Its all just hard links I see no reason why you can't.

[-] gpstarman@lemmy.today 1 points 4 months ago

Because I still Don't know the difference between hardlinks and softlinks and symlinks 😅

[-] LodeMike@lemmy.today 2 points 4 months ago* (last edited 4 months ago)

Files on a hard drive aren't directly files. Folders, for example, are just metadata things which contain pointers to things like the previous directory and files within it (along with names) AND other metadata like owner, group, and permissions. Files have a similar metadata thing (they're called inodes) which things like owner, permissions, and a block manifest (where the data is stored) and critically: a count of how many things point to it.

This count is needed because of hard links.
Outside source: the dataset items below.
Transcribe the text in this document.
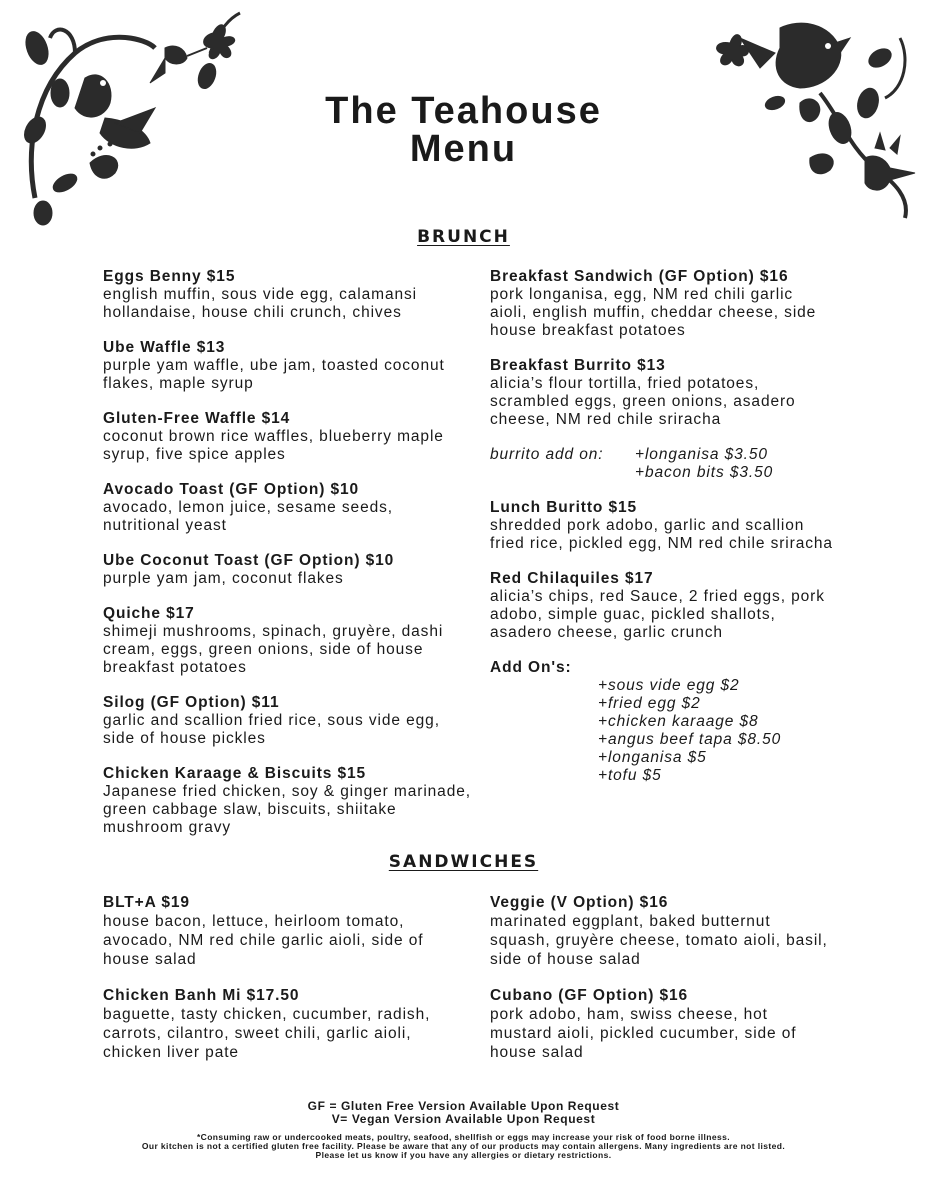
The Teahouse
Menu
BRUNCH
Eggs Benny $15
english muffin, sous vide egg, calamansi hollandaise, house chili crunch, chives
Ube Waffle $13
purple yam waffle, ube jam, toasted coconut flakes, maple syrup
Gluten-Free Waffle $14
coconut brown rice waffles, blueberry maple syrup, five spice apples
Avocado Toast (GF Option) $10
avocado, lemon juice, sesame seeds, nutritional yeast
Ube Coconut Toast (GF Option) $10
purple yam jam, coconut flakes
Quiche $17
shimeji mushrooms, spinach, gruyère, dashi cream, eggs, green onions, side of house breakfast potatoes
Silog (GF Option) $11
garlic and scallion fried rice, sous vide egg, side of house pickles
Chicken Karaage & Biscuits $15
Japanese fried chicken, soy & ginger marinade, green cabbage slaw, biscuits, shiitake mushroom gravy
Breakfast Sandwich (GF Option) $16
pork longanisa, egg, NM red chili garlic aioli, english muffin, cheddar cheese, side house breakfast potatoes
Breakfast Burrito $13
alicia’s flour tortilla, fried potatoes, scrambled eggs, green onions, asadero cheese, NM red chile sriracha
burrito add on:	+longanisa $3.50
+bacon bits $3.50
Lunch Buritto $15
shredded pork adobo, garlic and scallion fried rice, pickled egg, NM red chile sriracha
Red Chilaquiles $17
alicia’s chips, red Sauce, 2 fried eggs, pork adobo, simple guac, pickled shallots, asadero cheese, garlic crunch
Add On's:
+sous vide egg $2
+fried egg $2
+chicken karaage $8
+angus beef tapa $8.50
+longanisa $5
+tofu $5
SANDWICHES
BLT+A $19
house bacon, lettuce, heirloom tomato, avocado, NM red chile garlic aioli, side of house salad
Chicken Banh Mi $17.50
baguette, tasty chicken, cucumber, radish, carrots, cilantro, sweet chili, garlic aioli, chicken liver pate
Veggie (V Option) $16
marinated eggplant, baked butternut squash, gruyère cheese, tomato aioli, basil, side of house salad
Cubano (GF Option) $16
pork adobo, ham, swiss cheese, hot mustard aioli, pickled cucumber, side of house salad
GF = Gluten Free Version Available Upon Request
V= Vegan Version Available Upon Request
*Consuming raw or undercooked meats, poultry, seafood, shellfish or eggs may increase your risk of food borne illness.
Our kitchen is not a certified gluten free facility. Please be aware that any of our products may contain allergens. Many ingredients are not listed.
Please let us know if you have any allergies or dietary restrictions.
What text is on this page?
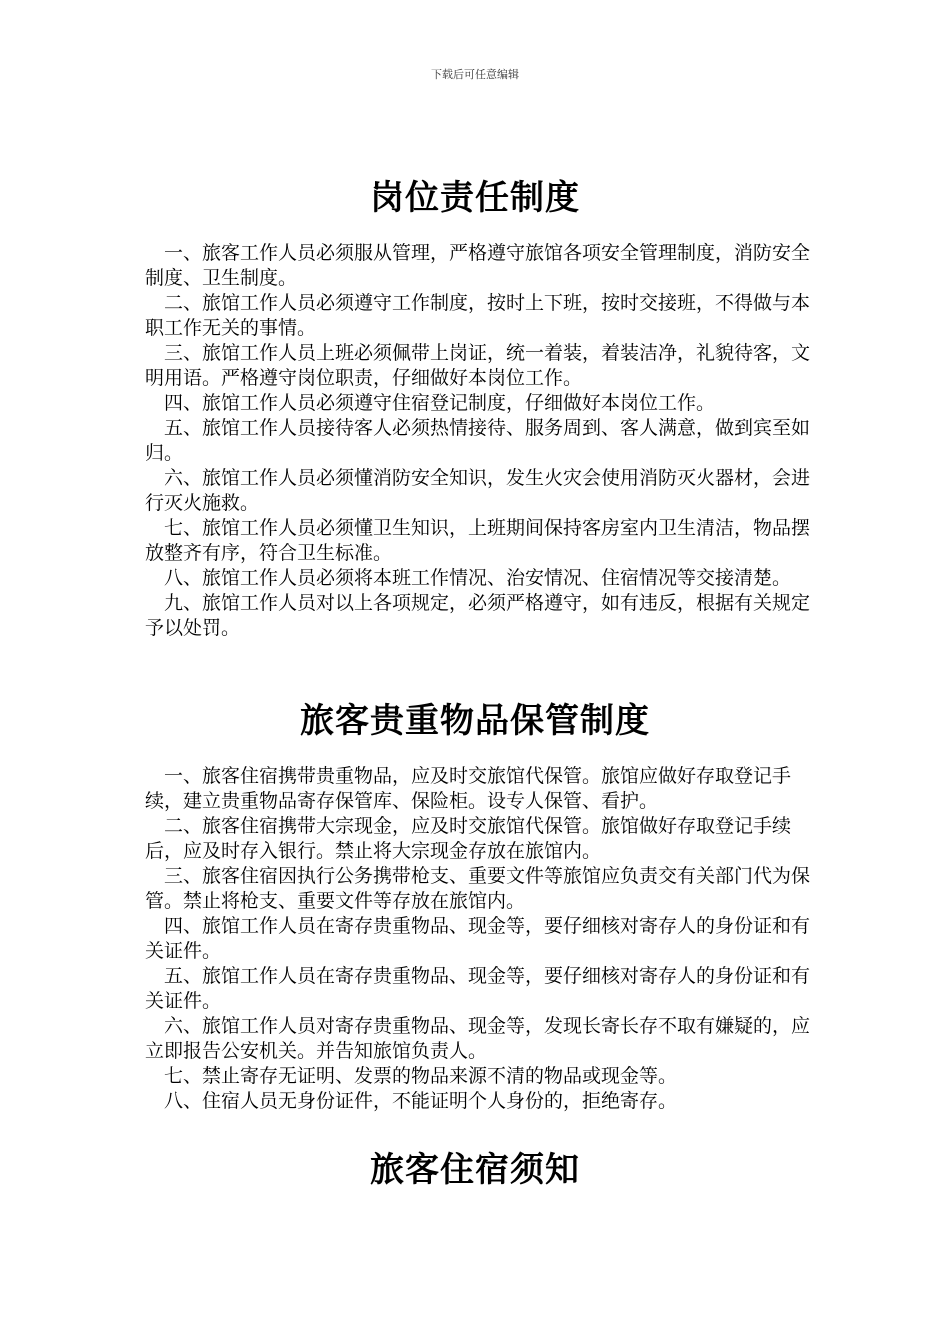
下载后可任意编辑
岗位责任制度
一、旅客工作人员必须服从管理，严格遵守旅馆各项安全管理制度，消防安全制度、卫生制度。
二、旅馆工作人员必须遵守工作制度，按时上下班，按时交接班，不得做与本职工作无关的事情。
三、旅馆工作人员上班必须佩带上岗证，统一着装，着装洁净，礼貌待客，文明用语。严格遵守岗位职责，仔细做好本岗位工作。
四、旅馆工作人员必须遵守住宿登记制度，仔细做好本岗位工作。
五、旅馆工作人员接待客人必须热情接待、服务周到、客人满意，做到宾至如归。
六、旅馆工作人员必须懂消防安全知识，发生火灾会使用消防灭火器材，会进行灭火施救。
七、旅馆工作人员必须懂卫生知识，上班期间保持客房室内卫生清洁，物品摆放整齐有序，符合卫生标准。
八、旅馆工作人员必须将本班工作情况、治安情况、住宿情况等交接清楚。
九、旅馆工作人员对以上各项规定，必须严格遵守，如有违反，根据有关规定予以处罚。
旅客贵重物品保管制度
一、旅客住宿携带贵重物品，应及时交旅馆代保管。旅馆应做好存取登记手续，建立贵重物品寄存保管库、保险柜。设专人保管、看护。
二、旅客住宿携带大宗现金，应及时交旅馆代保管。旅馆做好存取登记手续后，应及时存入银行。禁止将大宗现金存放在旅馆内。
三、旅客住宿因执行公务携带枪支、重要文件等旅馆应负责交有关部门代为保管。禁止将枪支、重要文件等存放在旅馆内。
四、旅馆工作人员在寄存贵重物品、现金等，要仔细核对寄存人的身份证和有关证件。
五、旅馆工作人员在寄存贵重物品、现金等，要仔细核对寄存人的身份证和有关证件。
六、旅馆工作人员对寄存贵重物品、现金等，发现长寄长存不取有嫌疑的，应立即报告公安机关。并告知旅馆负责人。
七、禁止寄存无证明、发票的物品来源不清的物品或现金等。
八、住宿人员无身份证件，不能证明个人身份的，拒绝寄存。
旅客住宿须知
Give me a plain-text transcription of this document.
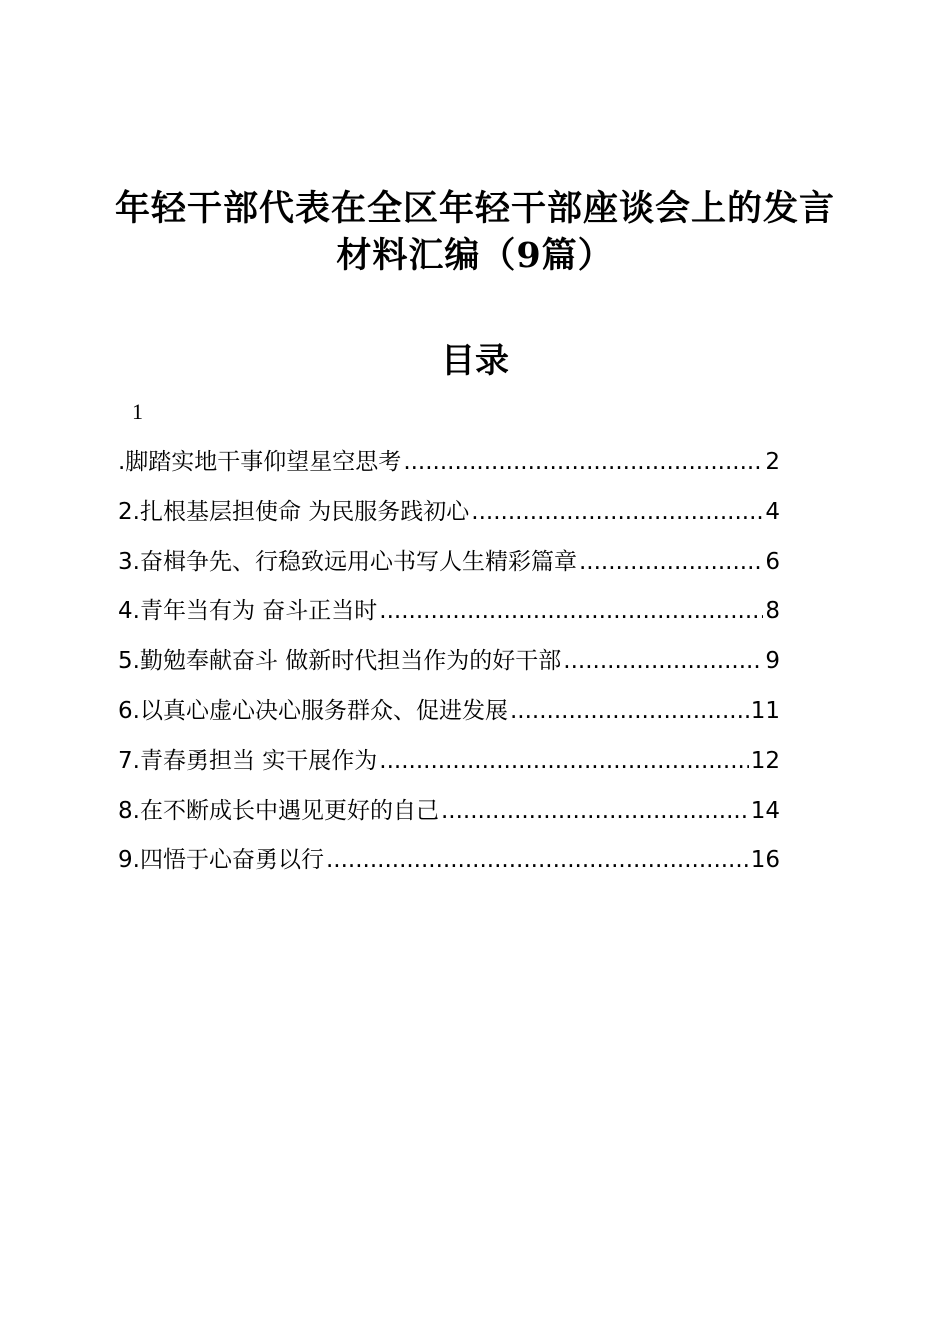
年轻干部代表在全区年轻干部座谈会上的发言
材料汇编（9篇）
目录
1
.脚踏实地干事仰望星空思考 .....	2
2.扎根基层担使命 为民服务践初心 .....	4
3.奋楫争先、行稳致远用心书写人生精彩篇章 .....	6
4.青年当有为 奋斗正当时 .....	8
5.勤勉奉献奋斗 做新时代担当作为的好干部 .....	9
6.以真心虚心决心服务群众、促进发展 .....	11
7.青春勇担当 实干展作为 .....	12
8.在不断成长中遇见更好的自己 .....	14
9.四悟于心奋勇以行 .....	16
A hard link is two folders pointing to one of these file metadata blocks as different files. The count is used to ensure that a file that is still in use isn't deleted. This also means a hardlinked file must share at least some permissions. Most systems are also set up to only cache one copy of the file in RAM if such a situation were to come up.

So what I assume time shift does (can't use it because it has an aneurism when it sees a RAID drive for some fucking reason) is store independent "copies" of files per each backup, where only changed files are stored and the rest are hard linked. There is still storage used for the new folders but its on the scale of hundreds of KiloBytes. The software can purge one of the backups safely without affecting another, including the first backup.

A soft link is just a file that contains a file path. Like a shortcut.

[-] gpstarman@lemmy.today 2 points 4 months ago

Thank You. Still got to learn a lot.

[-] LodeMike@lemmy.today 2 points 4 months ago

If you look at the output of ls -l , you'll see a number on the left which tells you how the pointer counter. Folders are usually rather high, as both the parent folder, and any child folders point to it.

For files it counts the number of hardlinks.